The result of spring flowering and spawning

This phenomenon could have had a more natural explanation. The water seemed shallow because it was full of fish walking close to the surface.

“We know that this happens: fishermen do not throw their gear into the sea, because the fish goes under the boat itself. This is often a shallow pollock. And the color of the water could change due to spring flowering. This is often the case when large schools of fish gather just before spawning,”says Meeren.

During the spring flowering, a lot of plankton is born in a short time, and therefore huge schools of fish gather in spawning grounds to be properly satiated.

“I suspect that Pontoppidan, in accordance with his beliefs, always used words like 'monster' when talking about unexplained phenomena, even if they were not considered dangerous. In the Middle Ages and during the Enlightenment, people probably had a slightly different idea of monsters than we are today,”says the oceanologist.

Transformed into a giant squid and got a bad reputation

After a while, however, the Kraken began to be treated differently - they began to be afraid of him.

"The dangerous monster Kraken is an English invention invented by Sir Walter Scott and taken up further by Lord Alfred Tennyson, who wrote sonnets about the Kraken," says van der Meeren.

Around the same time, the image of the Kraken mixed with the giant cephalopods and Leviathan from biblical myths.

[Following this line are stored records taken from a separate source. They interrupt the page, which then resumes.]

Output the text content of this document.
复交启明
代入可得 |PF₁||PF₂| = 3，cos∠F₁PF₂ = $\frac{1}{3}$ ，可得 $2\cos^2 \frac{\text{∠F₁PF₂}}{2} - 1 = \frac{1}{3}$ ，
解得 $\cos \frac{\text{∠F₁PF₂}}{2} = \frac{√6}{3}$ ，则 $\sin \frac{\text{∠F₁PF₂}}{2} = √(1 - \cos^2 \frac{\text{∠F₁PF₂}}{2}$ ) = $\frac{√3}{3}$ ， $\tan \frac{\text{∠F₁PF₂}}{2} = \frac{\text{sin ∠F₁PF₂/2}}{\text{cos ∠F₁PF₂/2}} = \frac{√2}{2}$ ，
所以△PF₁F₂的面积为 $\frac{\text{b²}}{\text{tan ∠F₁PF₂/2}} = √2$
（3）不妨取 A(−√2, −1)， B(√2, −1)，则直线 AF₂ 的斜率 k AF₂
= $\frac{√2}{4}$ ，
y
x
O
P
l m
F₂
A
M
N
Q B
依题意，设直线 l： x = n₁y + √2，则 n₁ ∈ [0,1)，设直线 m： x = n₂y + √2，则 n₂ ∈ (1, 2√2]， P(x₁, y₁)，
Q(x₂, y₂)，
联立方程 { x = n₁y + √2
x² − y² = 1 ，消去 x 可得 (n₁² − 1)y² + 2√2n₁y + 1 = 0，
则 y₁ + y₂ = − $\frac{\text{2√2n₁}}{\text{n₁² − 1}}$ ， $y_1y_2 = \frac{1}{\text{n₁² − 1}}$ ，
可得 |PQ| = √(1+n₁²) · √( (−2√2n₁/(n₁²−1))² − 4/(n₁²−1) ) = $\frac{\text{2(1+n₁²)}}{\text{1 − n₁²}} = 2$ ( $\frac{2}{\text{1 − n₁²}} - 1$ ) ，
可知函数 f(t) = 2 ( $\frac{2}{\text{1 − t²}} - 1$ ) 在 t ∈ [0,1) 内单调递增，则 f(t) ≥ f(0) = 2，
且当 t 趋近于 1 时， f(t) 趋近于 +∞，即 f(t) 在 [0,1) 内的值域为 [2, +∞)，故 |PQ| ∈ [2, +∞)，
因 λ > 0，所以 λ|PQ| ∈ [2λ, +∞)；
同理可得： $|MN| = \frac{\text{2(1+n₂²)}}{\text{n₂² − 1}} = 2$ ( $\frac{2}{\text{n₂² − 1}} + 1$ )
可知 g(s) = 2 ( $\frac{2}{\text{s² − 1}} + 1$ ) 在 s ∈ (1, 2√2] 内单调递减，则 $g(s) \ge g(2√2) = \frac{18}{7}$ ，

“At the same time, a lot of strange things happened. Almost 200 years later, the Kraken has turned into a giant squid or octopus. Remember the giant squid in the book "Moby Dick". And in German the word krake has become synonymous with octopus, "says the oceanologist.

The ocean still has many secrets

Although there are no monsters in the ocean, large animals still unknown to us may well live there.

“We know very little about the sea, especially what happens at great depths. So far, we have barely looked there, as if through a keyhole. We are learning to use acoustic devices and underwater cameras, but there is still a lot we don’t know,”says van der Meeren.

The ocean is still full of secrets, and according to the oceanologist, that's a good thing.

“We researchers are very curious, we yearn for answers. But this also requires questions. Therefore, I am glad that the secrets of the sea are inexhaustible."

The secret of octopus caviar

An example of such a mystery is the North Atlantic Archer Squid (Todarodes sagittatus), which has been hunted for over a century.

“No one has ever seen his eggs or cubs anywhere. We suspect that he creates a jelly-like cocoon around his eggs, like many related species, but we have never found them,”says the oceanologist.

The giant jelly balls, which divers have often found along the Norwegian coast in recent years, belong to a close relative of todarodes sagittatus, the southern short-feathered squid Ilex coindetii.

“Until recently, we didn't know that this was a common occurrence along our coast,” says van der Meeren.